While the group drove to the river in the truck, a police officer on patrol in a squad car noticed the truck and decided to follow it.   A.C., not knowing it was the police, and thinking it was a ride for the group that had been previously arranged, flagged down the squad car.   After the squad car stopped, a police officer and A.C. noticed appellant fleeing wearing a white t-shirt.   During the investigation, a white shirt was recovered from the area in which appellant was seen running.   The shirt had blood on it from Berry, as well as DNA that could not be ruled out as being from appellant.

The police questioned Crow, who told the police that the group picked up three “white guys from Marshall” at the casino before the car got stuck in the mud and started on fire.   A.C. agreed with Crow’s fabricated story.   An officer drove A.C. and Crow back to the reservation and released them.   Once A.C. and Crow were back on the reservation, appellant walked up to them, not wearing a shirt.   Appellant, A.C., and Crow got a ride from the reservation to Glencoe, and then from Glencoe to the Twin Cities.

After spending a few hours in the Twin Cities area, appellant, A.C., Crow, and another friend headed north to Bemidji.   Appellant and A.C. sat in the back seat during the ride.   A.C. asked appellant “if they really killed that dude” and appellant responded that he had stabbed Berry “a grip of times.”   A.C. interpreted “a grip of times” to mean “a lot of times.”   A.C. also testified that appellant was in possession of two necklaces, which he said had been Berry’s.   Other witnesses testified that Berry always wore necklaces. Appellant kept one of the necklaces but threw the other out the window.   Appellant also had money, which A.C. testified was unusual for appellant, but A.C. could not be sure whether appellant had the money before the events of September 23-24.

After spending a few days in Bemidji, appellant, A.C., and Crow went to Red Lake.

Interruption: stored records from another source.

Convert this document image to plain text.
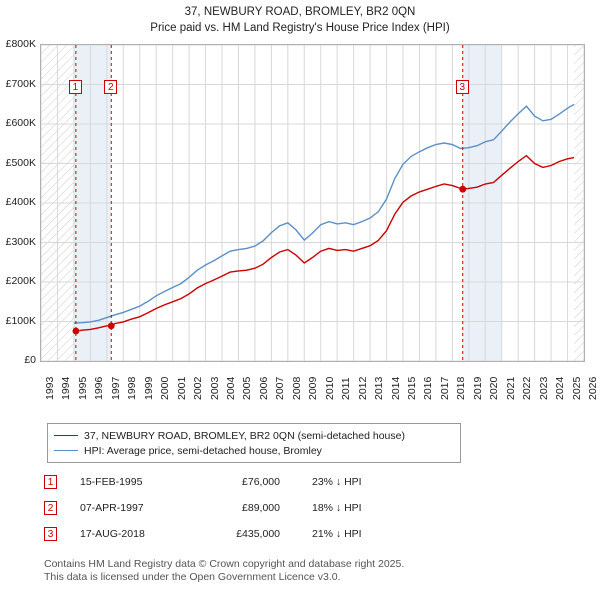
37, NEWBURY ROAD, BROMLEY, BR2 0QN
Price paid vs. HM Land Registry's House Price Index (HPI)
£0
£100K
£200K
£300K
£400K
£500K
£600K
£700K
£800K
1	2	3
1993 1994 1995 1996 1997 1998 1999 2000 2001 2002 2003 2004 2005 2006 2007 2008 2009 2010 2011 2012 2013 2014 2015 2016 2017 2018 2019 2020 2021 2022 2023 2024 2025 2026
37, NEWBURY ROAD, BROMLEY, BR2 0QN (semi-detached house)
HPI: Average price, semi-detached house, Bromley
1	15-FEB-1995	£76,000	23% ↓ HPI
2	07-APR-1997	£89,000	18% ↓ HPI
3	17-AUG-2018	£435,000	21% ↓ HPI
Contains HM Land Registry data © Crown copyright and database right 2025.
This data is licensed under the Open Government Licence v3.0.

There, the group parted;  A.C. and Crow headed to Seattle and appellant eventually returned to the Twin Cities.

On October 7, 2004, while appellant was still on the run, he called his father in prison.   In that conversation, which was recorded by prison officials, appellant admitted that he was involved “a lot” in Berry’s killing.   Appellant did, however, deny that he actually stabbed Berry.   He said that he “didn’t wanna go” with the others to the crime scene and that he “didn’t want to stab” Berry.   Appellant also denied ever having stabbed Berry, telling his father that Morris Pendleton “put it [the knife] in my hand, told me to do it [stab Berry].   I told em ․ I ain’t doin it.   And then I wiped ․ it and I gave it back to em.”

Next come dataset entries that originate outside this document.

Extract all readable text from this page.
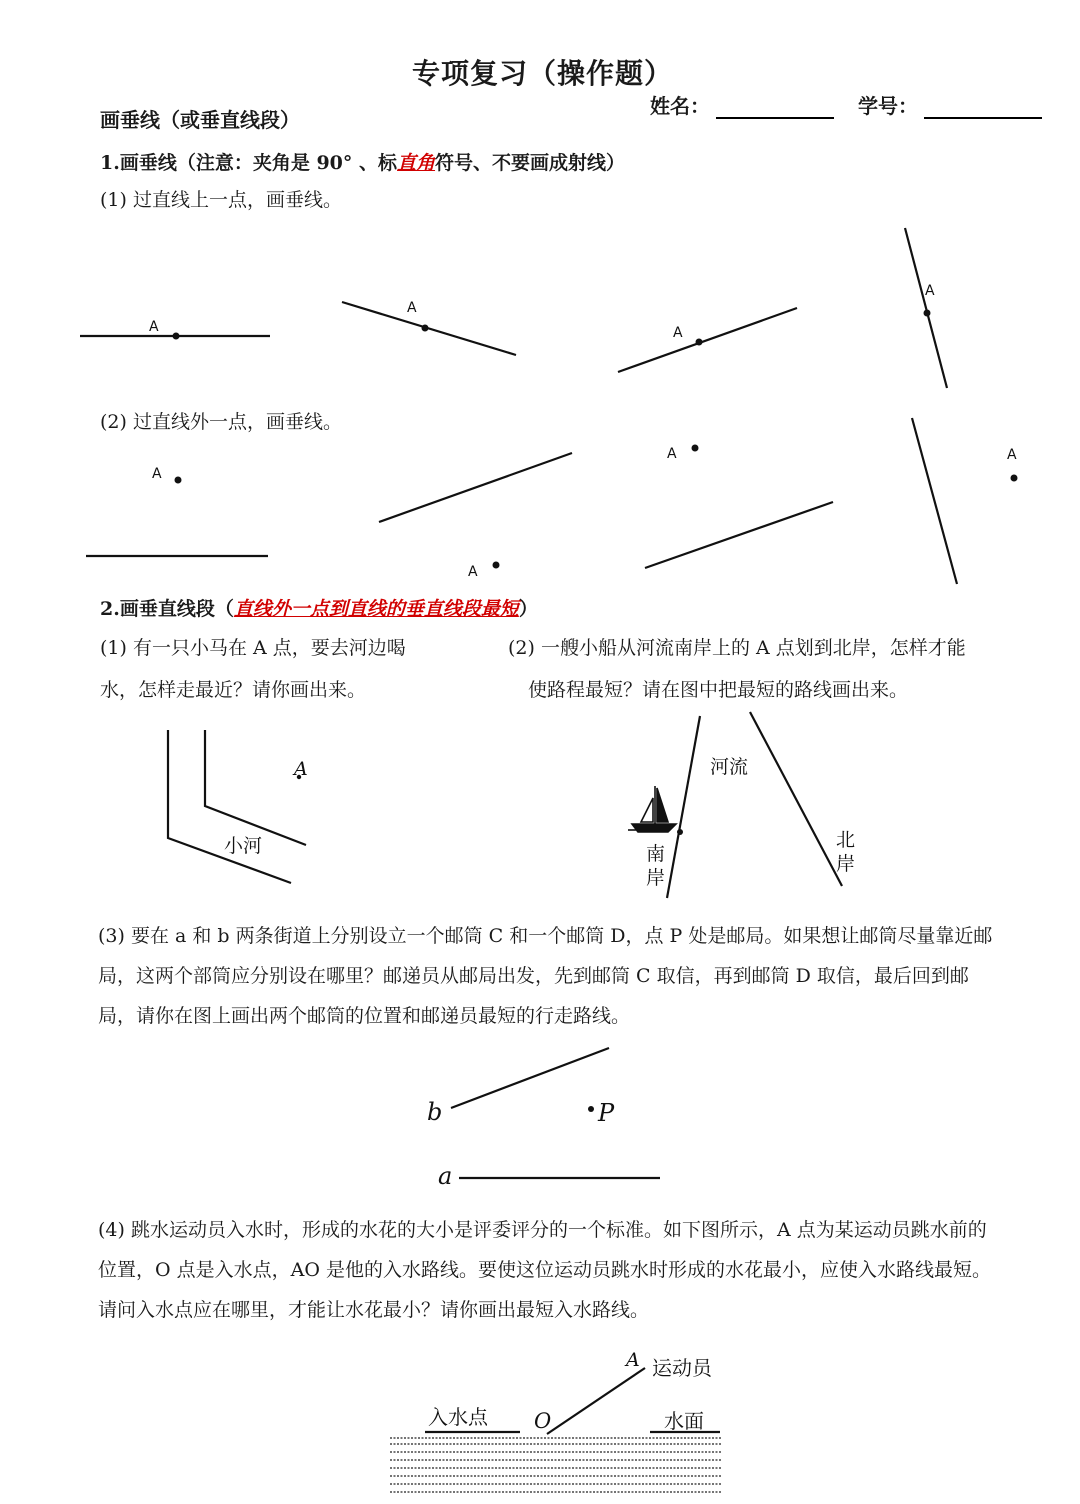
专项复习（操作题）
姓名：	学号：
画垂线（或垂直线段）
1.画垂线（注意：夹角是 90° 、标直角符号、不要画成射线）
(1) 过直线上一点，画垂线。
(2) 过直线外一点，画垂线。
2.画垂直线段（直线外一点到直线的垂直线段最短）
(1) 有一只小马在 A 点，要去河边喝
水，怎样走最近？请你画出来。
(2) 一艘小船从河流南岸上的 A 点划到北岸，怎样才能
使路程最短？请在图中把最短的路线画出来。
(3) 要在 a 和 b 两条街道上分别设立一个邮筒 C 和一个邮筒 D，点 P 处是邮局。如果想让邮筒尽量靠近邮局，这两个部筒应分别设在哪里？邮递员从邮局出发，先到邮筒 C 取信，再到邮筒 D 取信，最后回到邮局，请你在图上画出两个邮筒的位置和邮递员最短的行走路线。
(4) 跳水运动员入水时，形成的水花的大小是评委评分的一个标准。如下图所示，A 点为某运动员跳水前的位置，O 点是入水点，AO 是他的入水路线。要使这位运动员跳水时形成的水花最小，应使入水路线最短。请问入水点应在哪里，才能让水花最小？请你画出最短入水路线。
A
A
A
A
A
A
A	A
A
小河
河流
北
岸
南
岸
b	P
a
A 运动员
入水点 O	水面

Appellant also told his father that he was passed out in the back of the truck at the time Morris Pendleton set the truck on fire, and that Morris Pendleton intended to kill him.   Appellant said he jumped out of the truck with his leg on fire and put it out.   The driver of the car to Bemidji, however, testified that, during the ride and time in Bemidji, appellant seemed healthy, did not limp, and did not say anything about being hurt.   A.C. also did not see any injuries or burns.

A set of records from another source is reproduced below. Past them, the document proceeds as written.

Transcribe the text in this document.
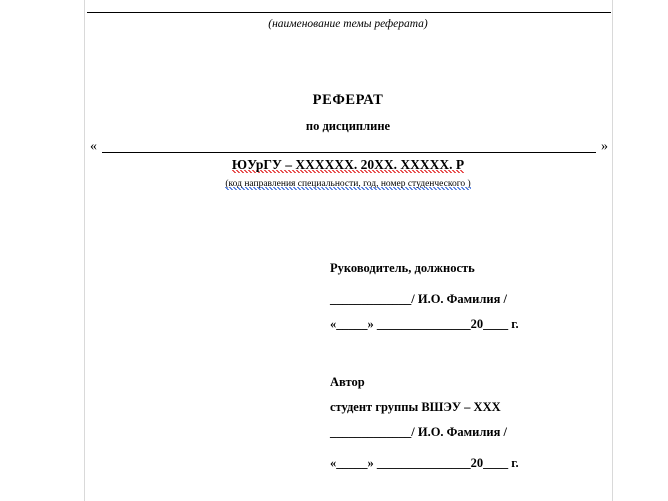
(наименование темы реферата)
РЕФЕРАТ
по дисциплине
«	»
ЮУрГУ – ХХХХХХ. 20ХХ. ХХХХХ. Р
(код направления специальности, год, номер студенческого )
Руководитель, должность
_____________/ И.О. Фамилия /
«_____» _______________20____ г.
Автор
студент группы ВШЭУ – ХХХ
_____________/ И.О. Фамилия /
«_____» _______________20____ г.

Appellant was eventually indicted on three counts of first-degree murder:  premeditated murder, Minn.Stat. § 609.185(a)(1) (2008), intentional murder committed in the course of a kidnapping, Minn.Stat. § 609.185(a)(3) (2008), and intentional murder committed in the course of an aggravated robbery.   Appellant was found guilty of premeditated murder and intentional murder committed in the course of a kidnapping, but acquitted of intentional murder committed in the course of an aggravated robbery.   The district court convicted appellant of intentional murder committed in the course of a kidnapping and sentenced him to life imprisonment without possibility of parole.

Appellant challenges his conviction claiming:  (1) the district court erroneously refused to give a specific accomplice instruction, (2) the district court erred by allowing a witness to testify falsely, (3) there was insufficient evidence to convict appellant on both first-degree murder charges, and (4) the State engaged in prosecutorial misconduct.